Two officials of Phoenix Avatar were arrested Wednesday near Detroit and were released on unsecured bonds, Collins said. The
two remaining company officials were expected to turn themselves into law enforcement authorities this week, he said.
The FTC charged Phoenix Avatar's officials with sending illegal spam to sell bogus diet patches. Consumers were directed to
one of several Web sites selling the diet patches for $59.95, but Beales said no scientific evidence exists that the patches
actually work. Phoenix Avatar violated CAN-SPAM by not including an opt-out mechanism or a valid postal address in their e-mails,
according to the FTC.
The company also used spoofed e-mail addresses in the "from" fields of its spam, the FTC said. At the FTC's request, U.S.

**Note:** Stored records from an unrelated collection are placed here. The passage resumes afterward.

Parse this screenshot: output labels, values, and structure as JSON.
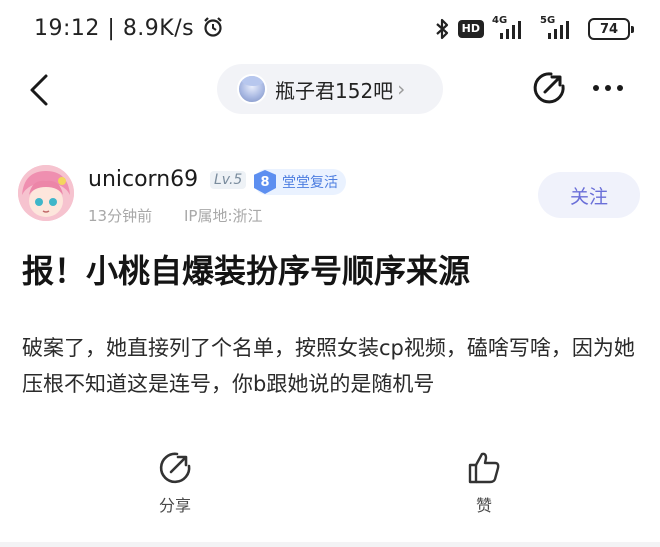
{
  "status_bar": {
    "time": "19:12",
    "speed": "8.9K/s",
    "hd_label": "HD",
    "network_1": "4G",
    "network_2": "5G",
    "battery": "74"
  },
  "nav": {
    "forum_name": "瓶子君152吧",
    "forum_chevron": "›"
  },
  "author": {
    "name": "unicorn69",
    "level": "Lv.5",
    "honor_number": "8",
    "honor_title": "堂堂复活",
    "time_ago": "13分钟前",
    "ip_location": "IP属地:浙江",
    "follow_label": "关注"
  },
  "post": {
    "title": "报！小桃自爆装扮序号顺序来源",
    "body": "破案了，她直接列了个名单，按照女装cp视频，磕啥写啥，因为她压根不知道这是连号，你b跟她说的是随机号"
  },
  "actions": {
    "share_label": "分享",
    "like_label": "赞"
  },
  "icons": [
    "back-icon",
    "share-icon",
    "more-icon",
    "bluetooth-icon",
    "alarm-icon",
    "like-icon"
  ],
  "colors": {
    "follow_text": "#6a6fd8",
    "follow_bg": "#f0f2fb",
    "honor_blue": "#5d8ff0",
    "pill_bg": "#f2f3f7"
  }
}
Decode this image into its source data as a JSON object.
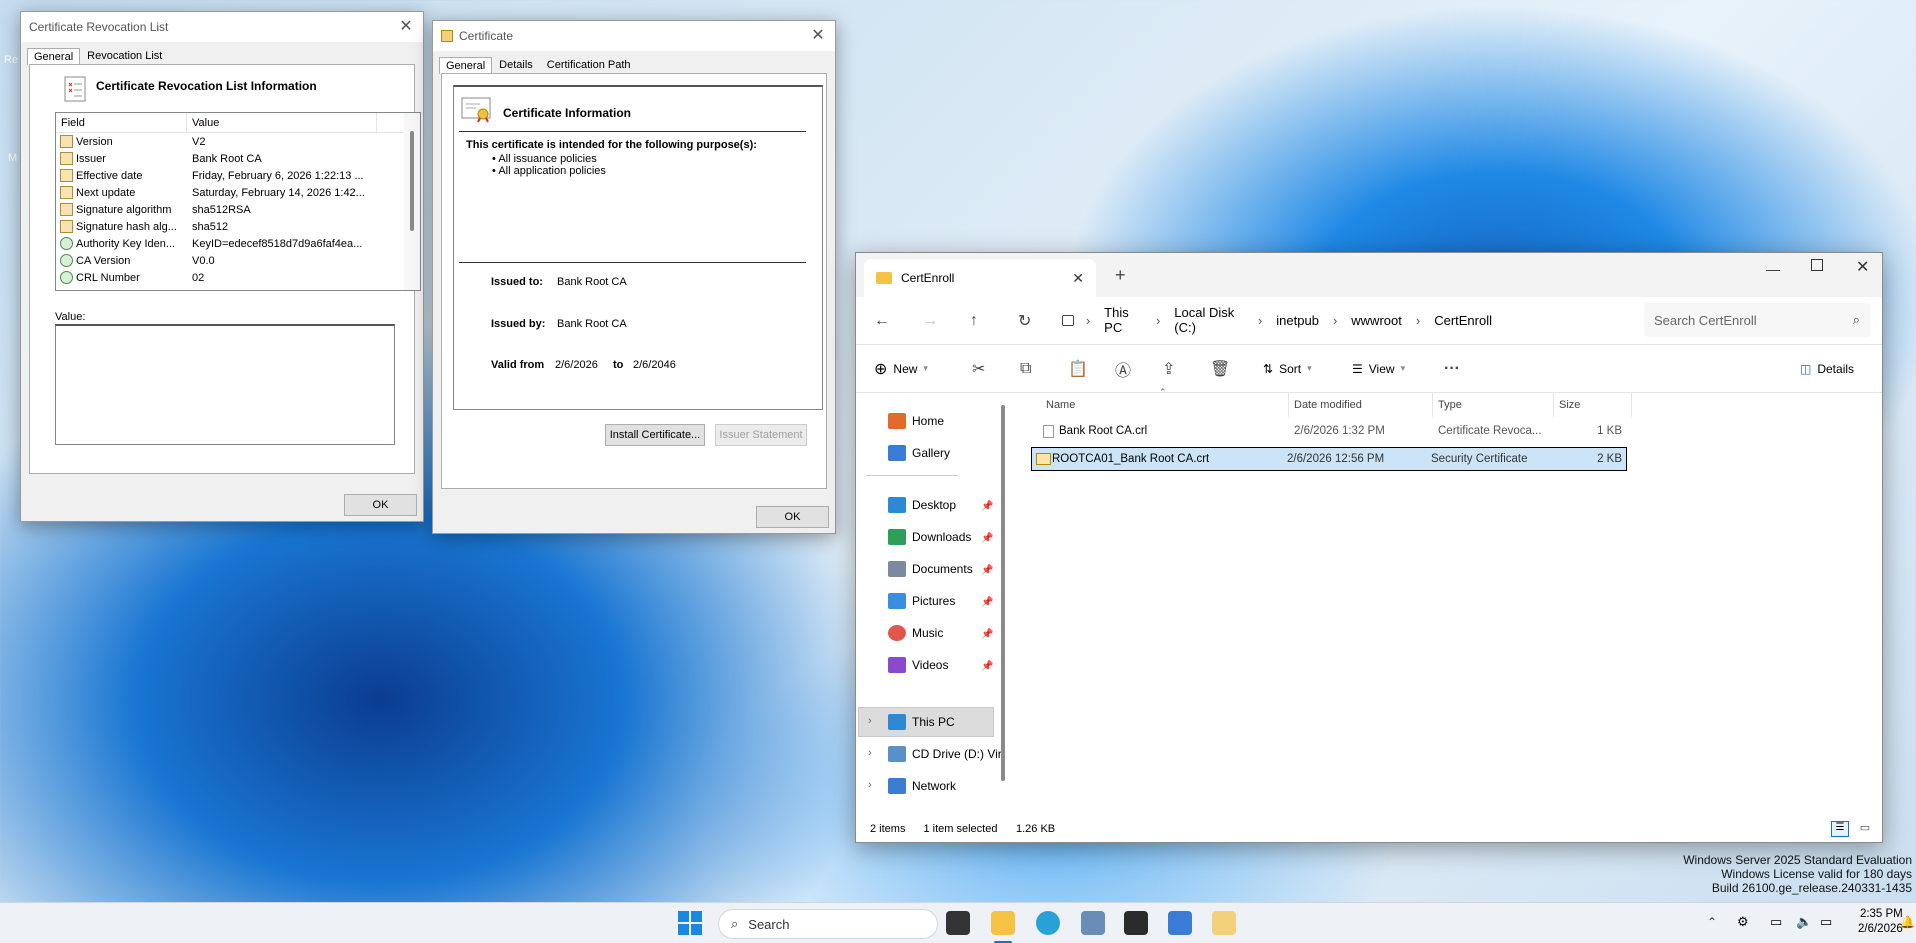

District Judge James Holderman of the Northern District of Illinois has frozen the defendants' assets and ordered them to
stop sending spam and advertising deceptive products, according to the FTC.
The Phoenix Avatar operators also face federal mail fraud charges.
In the Global Web Promotions case, the FTC accused the company of marketing bogus human growth hormone and diet patch products
using unsolicited e-mail. The diet patch sold for $80.90, and the human growth hormone product sold for $74.95. Operators
of the company face charges of violations of the FTC Act and CAN-SPAM, and the FTC has filed a motion requesting the Illinois
court issue a temporary restraining order barring further spam and stopping the sales and shipment of the company's products
in the U.S. The cases were filed in Illinois because the FTC investigation initiated out of its Chicago office.
The FTC is also working with Australian and New Zealand authorities on other charges, Beales said.
The FTC, U.S. Department of Justice and U.S. Postal Inspection Service tracked the spammers by ordering their products and
tracing the money back to the source, Beales said. "Rather than try to trace the e-mail, we tried to trace the money," he
added. "It's virtually impossible to trace the spam itself."